The legend of Jim Sullivan is both tragic and seductive. But when Light In The Attic rescued UFO from the archives of the minuscule Monnie label in 2010, it transpired that this forgotten album sounded fantastic, too; a rococo folk odyssey that would’ve found a new audience notwithstanding the singer’s mysterious fate. Sullivan (not to be confused with Big Jim Sullivan, the British session guitarist) was a habitué of Malibu bars who had survived a bit part in Easy Rider, and who boasted a cadre of influential friends. When it came to recording his sturdy, elegiac songs in 1969, Wrecking Crew vets provide backing, Sullivan emerging from the studio sounding like a kind of outlaw David Ackles; a troubadour combating hippy burnout with elaborate chamber pop.

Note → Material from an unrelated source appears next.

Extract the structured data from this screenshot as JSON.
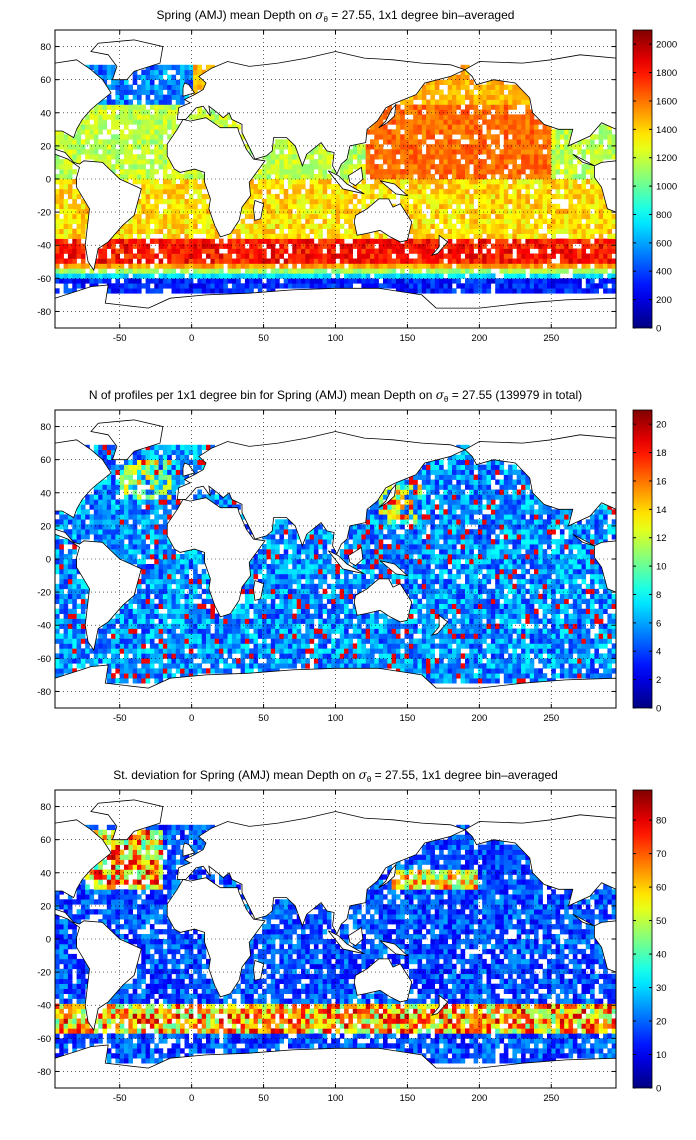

A new collection of previously unheard demos, If The Evening Were Dawn uncovers the roots of UFO, revealing how these burnished songs sounded when Sullivan first played them solo to the Hollywood dropouts at Malibu’s Raft Club. Versions of Sandman and Jerome miss the jazzy clip of drummer Earl Palmer, but Sullivan is a percussive, driving 12-string guitarist, and the lack of a band doesn’t derail the song’s momentum. Indeed, there’s an argument that as exercises in lugubrious male hurt – Fred Neil is the closest booming analogue – they actually benefit from the raw treatments. Six songs that didn’t make UFO mostly sustain the quality: Grandpa’s Trip is a trifle in the rather dated genre of marijuana whimsy, but What To Tell Her is a small masterpiece of rough-hewn vulnerability – “I stood there almost crying,” Sullivan admits, ever the compromised stoic – and Mama has an intensity that suggests his burly charisma could be channelled into fiercer rock music if the mood, or opportunity, took him.

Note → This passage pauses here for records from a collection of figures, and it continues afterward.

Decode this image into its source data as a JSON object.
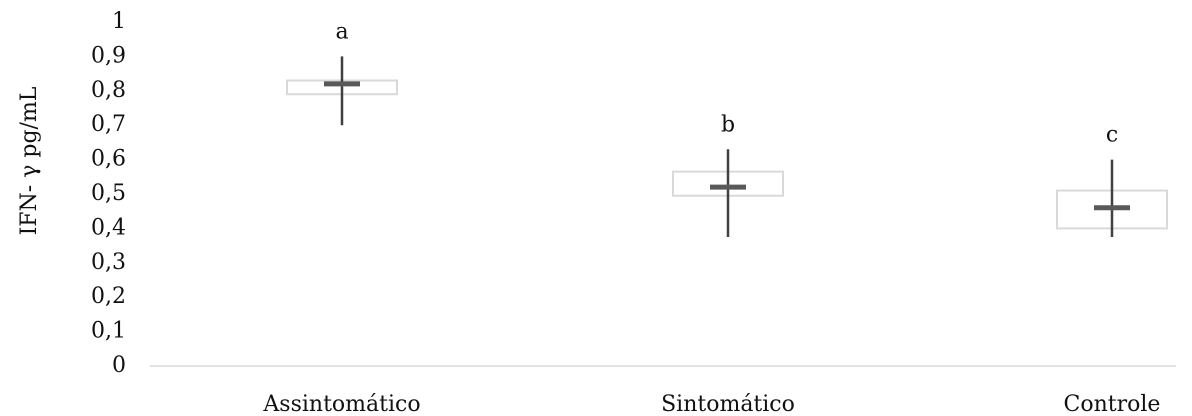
{
  "chart_data": {
    "type": "box",
    "ylabel": "IFN- γ pg/mL",
    "xlabel": "",
    "title": "",
    "ylim": [
      0,
      1
    ],
    "y_ticks": [
      "0",
      "0,1",
      "0,2",
      "0,3",
      "0,4",
      "0,5",
      "0,6",
      "0,7",
      "0,8",
      "0,9",
      "1"
    ],
    "grid": false,
    "categories": [
      "Assintomático",
      "Sintomático",
      "Controle"
    ],
    "boxes": [
      {
        "category": "Assintomático",
        "min": 0.7,
        "q1": 0.79,
        "median": 0.82,
        "q3": 0.83,
        "max": 0.9,
        "letter": "a"
      },
      {
        "category": "Sintomático",
        "min": 0.375,
        "q1": 0.495,
        "median": 0.52,
        "q3": 0.565,
        "max": 0.63,
        "letter": "b"
      },
      {
        "category": "Controle",
        "min": 0.375,
        "q1": 0.4,
        "median": 0.46,
        "q3": 0.51,
        "max": 0.6,
        "letter": "c"
      }
    ],
    "colors": {
      "box_stroke": "#d9d9d9",
      "whisker": "#404040",
      "median": "#595959",
      "axis": "#d9d9d9"
    }
  }
}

It’s easy to understand, listening to these sessions, why a succession of music biz insiders who stumbled upon one of Sullivan’s
gigs were willing to take a chance on him. UFO might have disappeared without trace, but by 1972 he had fallen in with another auspicious gang centred around bassist/arranger Jim Hughart (soon to do key shifts with Tom Waits and Joni Mitchell) and was ready to make a second fine album. Like its predecessor, Jim Sullivan was a lavish production, with the singer one of a tranche of artists – alongside kindred spirit Tim Rose – signed to Hugh Hefner’s short-lived Playboy Records.

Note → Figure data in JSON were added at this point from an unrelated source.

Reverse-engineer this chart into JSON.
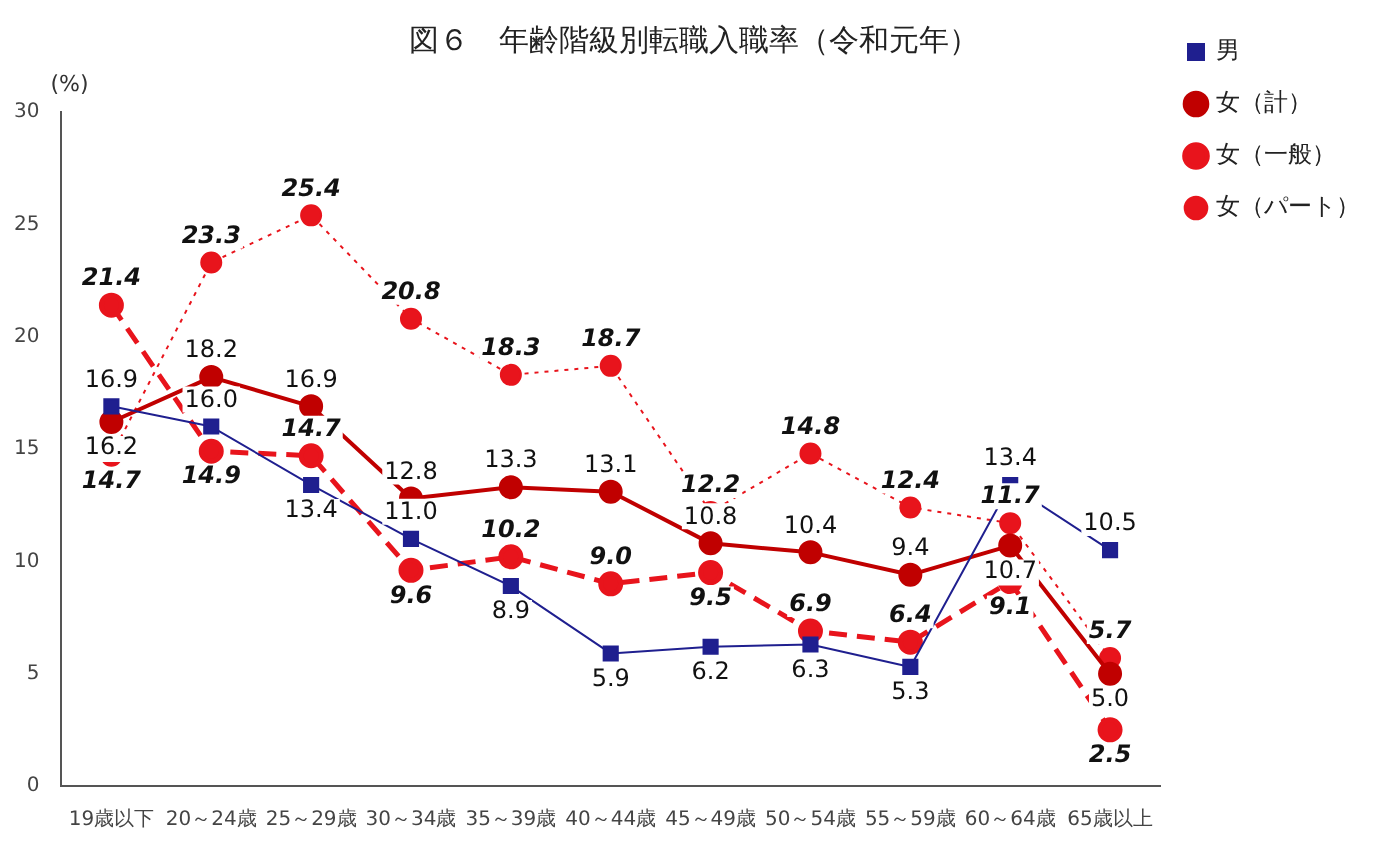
{
  "chart_data": {
    "type": "line",
    "title": "図６　年齢階級別転職入職率（令和元年）",
    "ylabel": "(%)",
    "categories": [
      "19歳以下",
      "20～24歳",
      "25～29歳",
      "30～34歳",
      "35～39歳",
      "40～44歳",
      "45～49歳",
      "50～54歳",
      "55～59歳",
      "60～64歳",
      "65歳以上"
    ],
    "series": [
      {
        "name": "男",
        "color": "#1f1f8f",
        "marker": "square",
        "line_style": "solid",
        "values": [
          16.9,
          16.0,
          13.4,
          11.0,
          8.9,
          5.9,
          6.2,
          6.3,
          5.3,
          13.4,
          10.5
        ],
        "value_labels": [
          "16.9",
          "16.0",
          "13.4",
          "11.0",
          "8.9",
          "5.9",
          "6.2",
          "6.3",
          "5.3",
          "13.4",
          "10.5"
        ]
      },
      {
        "name": "女（計）",
        "color": "#c00000",
        "marker": "circle",
        "line_style": "solid",
        "values": [
          16.2,
          18.2,
          16.9,
          12.8,
          13.3,
          13.1,
          10.8,
          10.4,
          9.4,
          10.7,
          5.0
        ],
        "value_labels": [
          "16.2",
          "18.2",
          "16.9",
          "12.8",
          "13.3",
          "13.1",
          "10.8",
          "10.4",
          "9.4",
          "10.7",
          "5.0"
        ]
      },
      {
        "name": "女（一般）",
        "color": "#e8141c",
        "marker": "circle",
        "line_style": "dashed",
        "values": [
          21.4,
          14.9,
          14.7,
          9.6,
          10.2,
          9.0,
          9.5,
          6.9,
          6.4,
          9.1,
          2.5
        ],
        "value_labels": [
          "21.4",
          "14.9",
          "14.7",
          "9.6",
          "10.2",
          "9.0",
          "9.5",
          "6.9",
          "6.4",
          "9.1",
          "2.5"
        ]
      },
      {
        "name": "女（パート）",
        "color": "#e8141c",
        "marker": "circle",
        "line_style": "dotted",
        "values": [
          14.7,
          23.3,
          25.4,
          20.8,
          18.3,
          18.7,
          12.2,
          14.8,
          12.4,
          11.7,
          5.7
        ],
        "value_labels": [
          "14.7",
          "23.3",
          "25.4",
          "20.8",
          "18.3",
          "18.7",
          "12.2",
          "14.8",
          "12.4",
          "11.7",
          "5.7"
        ]
      }
    ],
    "ylim": [
      0,
      30
    ],
    "yticks": [
      0,
      5,
      10,
      15,
      20,
      25,
      30
    ],
    "grid": false,
    "legend": "top right"
  }
}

As this first-time reissue shows, the music has moved on. Sandman and Plain As Your Eyes Can See (renamed Plain To See) recur from UFO, the former now augmented with New Orleans horns, the latter accelerating towards a Latin funk breakdown. There’s a groovy 1972 modishness to much here – Biblical Boogie (True He’s Gone) would’ve segued perfectly on the radio with Little Feat; Tom Cat is swampily adjacent to Bobby Charles’s solo debut from the same year – but Sullivan’s voice and songs are surprisingly resilient.
For those who want to indulge the myth of Sullivan as lonesome stargazer, with a direct path from UFO in 1969 to some kind of fatal desert close encounter in 1975, the existence of this second album might be an inconvenient narrative distraction. Jim Sullivan is earthbound rather than other-worldly, however much portent might be attributed to lines like “Yeah, true he’s gone/Gone away to another world.” But as a document of an enterprising singer-songwriter, able to switch genre and absorb fashion while retaining his distinct, rugged personality, it’s an essential record. The true story of Jim Sullivan, it clarifies, rests in harsh reality and brilliant music: a life lost, somehow; a promise, and a career, never quite fulfilled.